Boston To be honest, I've had a bit of trouble shifting into high dudgeon over the exclusion of women from the Augusta National Golf Club. The 300-member inner sanctum of CEOs is one reason I didn't play golf until I hit middle age.
I thought all golfers were like them. I thought you needed a 100 percent rating from the American Conservative Union and proof of your direct descent from Bobby Jones to go out on a course. I thought I'd have to play with men wearing green pants and whale belts, and carrying Big Berthas covered with fuzzy eagle heads.
So I wasn't eager to tie myself to the track -- or chain myself to the flag on the fourth green -- for the right of a handful of elite women to stand beside a handful of elite men. All dressed in the same leprechaun-colored jacket.
Nevertheless, I find myself chuckling as I watch the Boys of Augusta brine in their PR pickle. As they approach the opening day of the Masters tournament on their hallowed turf, they look less and less like Masters of the universe.
Martha Burk began the controversy a year ago. The chair of the National Council of Women's Organizations and self-described "political psychologist" wrote a letter to the chairman of Augusta, admonishing him to admit women.
William "Hootie" Johnson, father of four daughters, banker, political kingmaker, came down with what golfers call a case of the "yips." His first drive went ballistic and public. "We do not intend to become a trophy in their display case," he huffed.
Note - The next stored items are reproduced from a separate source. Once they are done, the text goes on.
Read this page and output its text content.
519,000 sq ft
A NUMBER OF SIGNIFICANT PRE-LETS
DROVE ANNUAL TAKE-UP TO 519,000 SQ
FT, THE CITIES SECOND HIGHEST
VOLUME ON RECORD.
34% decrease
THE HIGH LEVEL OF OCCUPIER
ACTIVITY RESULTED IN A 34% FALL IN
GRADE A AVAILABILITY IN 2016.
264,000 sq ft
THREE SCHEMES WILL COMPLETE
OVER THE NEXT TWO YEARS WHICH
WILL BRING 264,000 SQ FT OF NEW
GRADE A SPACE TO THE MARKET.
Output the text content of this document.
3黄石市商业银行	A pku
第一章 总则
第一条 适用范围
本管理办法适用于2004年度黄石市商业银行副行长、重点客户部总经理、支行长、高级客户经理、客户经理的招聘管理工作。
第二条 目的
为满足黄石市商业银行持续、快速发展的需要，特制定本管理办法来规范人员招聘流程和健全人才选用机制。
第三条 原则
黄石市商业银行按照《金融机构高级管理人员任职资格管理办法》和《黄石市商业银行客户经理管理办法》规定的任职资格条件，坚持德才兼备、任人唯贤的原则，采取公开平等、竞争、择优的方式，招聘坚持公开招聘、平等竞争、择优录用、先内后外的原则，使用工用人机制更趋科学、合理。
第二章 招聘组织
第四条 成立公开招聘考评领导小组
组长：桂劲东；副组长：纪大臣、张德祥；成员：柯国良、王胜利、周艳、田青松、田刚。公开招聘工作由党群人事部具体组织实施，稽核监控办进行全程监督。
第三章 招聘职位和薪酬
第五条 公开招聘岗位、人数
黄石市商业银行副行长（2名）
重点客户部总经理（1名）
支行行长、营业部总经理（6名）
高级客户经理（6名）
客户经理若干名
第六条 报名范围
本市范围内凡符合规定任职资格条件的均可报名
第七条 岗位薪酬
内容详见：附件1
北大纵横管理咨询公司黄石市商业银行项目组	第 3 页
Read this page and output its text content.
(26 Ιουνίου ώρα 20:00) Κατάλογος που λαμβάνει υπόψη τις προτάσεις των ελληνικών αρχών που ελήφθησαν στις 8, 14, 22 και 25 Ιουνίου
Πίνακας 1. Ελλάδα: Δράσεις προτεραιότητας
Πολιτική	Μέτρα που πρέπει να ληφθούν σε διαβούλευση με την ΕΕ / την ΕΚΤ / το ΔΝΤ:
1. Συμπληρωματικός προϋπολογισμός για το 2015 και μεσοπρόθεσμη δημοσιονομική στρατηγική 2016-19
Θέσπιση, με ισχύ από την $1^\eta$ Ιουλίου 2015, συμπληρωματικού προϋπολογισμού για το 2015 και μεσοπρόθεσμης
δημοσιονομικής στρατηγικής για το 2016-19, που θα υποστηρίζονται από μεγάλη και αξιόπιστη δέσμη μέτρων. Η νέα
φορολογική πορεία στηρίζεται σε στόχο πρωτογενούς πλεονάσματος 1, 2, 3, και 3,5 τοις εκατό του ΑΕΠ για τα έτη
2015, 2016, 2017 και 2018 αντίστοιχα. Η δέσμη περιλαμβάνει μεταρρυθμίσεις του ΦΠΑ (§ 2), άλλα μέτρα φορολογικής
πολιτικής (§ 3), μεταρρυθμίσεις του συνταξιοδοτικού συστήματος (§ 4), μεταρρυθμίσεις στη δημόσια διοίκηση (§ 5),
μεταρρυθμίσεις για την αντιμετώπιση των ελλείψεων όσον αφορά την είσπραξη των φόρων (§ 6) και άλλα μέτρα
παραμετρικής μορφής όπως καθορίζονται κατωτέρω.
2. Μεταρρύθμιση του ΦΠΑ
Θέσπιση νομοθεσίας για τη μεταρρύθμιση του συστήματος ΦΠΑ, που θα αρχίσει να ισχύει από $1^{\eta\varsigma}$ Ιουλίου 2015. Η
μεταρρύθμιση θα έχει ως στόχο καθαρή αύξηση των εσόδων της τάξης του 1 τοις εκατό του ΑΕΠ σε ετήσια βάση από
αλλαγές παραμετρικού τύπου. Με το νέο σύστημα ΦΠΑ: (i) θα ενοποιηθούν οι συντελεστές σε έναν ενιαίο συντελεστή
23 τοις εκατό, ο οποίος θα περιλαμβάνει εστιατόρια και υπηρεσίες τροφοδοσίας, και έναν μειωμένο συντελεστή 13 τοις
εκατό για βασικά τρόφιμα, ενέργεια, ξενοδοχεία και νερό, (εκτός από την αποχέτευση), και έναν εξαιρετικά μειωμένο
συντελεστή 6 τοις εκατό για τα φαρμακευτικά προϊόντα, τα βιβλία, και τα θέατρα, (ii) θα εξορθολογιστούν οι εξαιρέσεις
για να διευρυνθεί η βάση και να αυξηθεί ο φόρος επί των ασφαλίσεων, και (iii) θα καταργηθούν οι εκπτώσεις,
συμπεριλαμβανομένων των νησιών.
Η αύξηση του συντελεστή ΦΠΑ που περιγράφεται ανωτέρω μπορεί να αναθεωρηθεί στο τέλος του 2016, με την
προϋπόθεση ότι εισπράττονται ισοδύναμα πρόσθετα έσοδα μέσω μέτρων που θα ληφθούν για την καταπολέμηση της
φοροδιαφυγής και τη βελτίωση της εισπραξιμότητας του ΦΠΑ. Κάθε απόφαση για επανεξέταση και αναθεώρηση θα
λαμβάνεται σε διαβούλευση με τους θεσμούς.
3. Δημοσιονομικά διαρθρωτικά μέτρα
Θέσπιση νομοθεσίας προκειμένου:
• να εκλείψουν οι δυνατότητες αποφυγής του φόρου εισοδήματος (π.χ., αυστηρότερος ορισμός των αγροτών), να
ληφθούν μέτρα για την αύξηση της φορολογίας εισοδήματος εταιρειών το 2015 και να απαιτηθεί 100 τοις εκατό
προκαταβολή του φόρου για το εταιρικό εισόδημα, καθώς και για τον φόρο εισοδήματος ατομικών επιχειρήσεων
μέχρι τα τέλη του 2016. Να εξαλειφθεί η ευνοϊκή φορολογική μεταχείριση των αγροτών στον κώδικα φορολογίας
Someday we may have women members, he puffed, but "not at the point of a bayonet."
Thus began a front-page, prime-time duel of words, if not bayonets. Burk herself had no idea that the green ceiling would become the feminist cause of the year. After all, as Burk puts it, "In Washington you could set your hair on fire in front of the White House and not get a news story about a women's issue."
Nor might she have chosen to sacrifice her hair to Augusta. Asked the top five women's issues on her scorecard, she rattles off, "Reproductive rights, Social Security, the assault on Title IX, the assault on affirmative action and welfare reauthorization."
On the other hand, this is not just about golf. It's about money and power, insiders and kept-outsiders. The Augusta members -- average age 72 -- include present or retired honchos of IBM and Chevron, Exxon and Coke, General Electric and AT&T.; They include the treasurer of Harvard and the ambassador to Great Britain. You get the idea.
If you don't get the idea, Burk spells it out, "This literally is the Fortune 500. These are the leaders of American business, the companies that market to women every day and claim to value women as employees and customers." Does anyone believe that there's no business, however subtle, done on and between the links?
"These corporations control the economic lives of a lot of working women," says Burk. Should the folks who count on women as employees and customers exclude them from their tree house?
What if it's a private tree house? Hootie Johnson compares Augusta to the Boy Scouts, which is sweet and humble. However, girls can play with boys at Augusta; they can't be members. Martha Burk, on the other hand, compares Augusta to the Jaycees, whom you may remember were forced open to women.
The law is dicey on when a private club becomes public and subject to anti-discrimination laws. In some places, all it takes is a liquor license. The Masters is not your Friday night poker game. Augusta, which hosts the very national PGA event, probably falls into the gray area. But this is one of those moments when the law is less important than the symbolism.
The club welcomed the first African-American member only in the 1990s. Now the Boys of Augusta are discovering that keeping women out is just a touch worse for your public and corporate image than moving the ball with your foot.
The public signal for all-male golf clubs came when John Snow resigned from Augusta National as he was about to become secretary of the treasury. (Alas, new member Bill Gates didn't get the memo.) The men who once bragged about being members are now exposed as members.
In the spirit of the game, I for one would like to give Hootie a mulligan. Let him go back to the first tee and try this round again. He might even send letters of invitation to such golfers as, say, Sandra O'Connor or Nancy Lopez.
Otherwise, as they say on my fairway, "FORE!"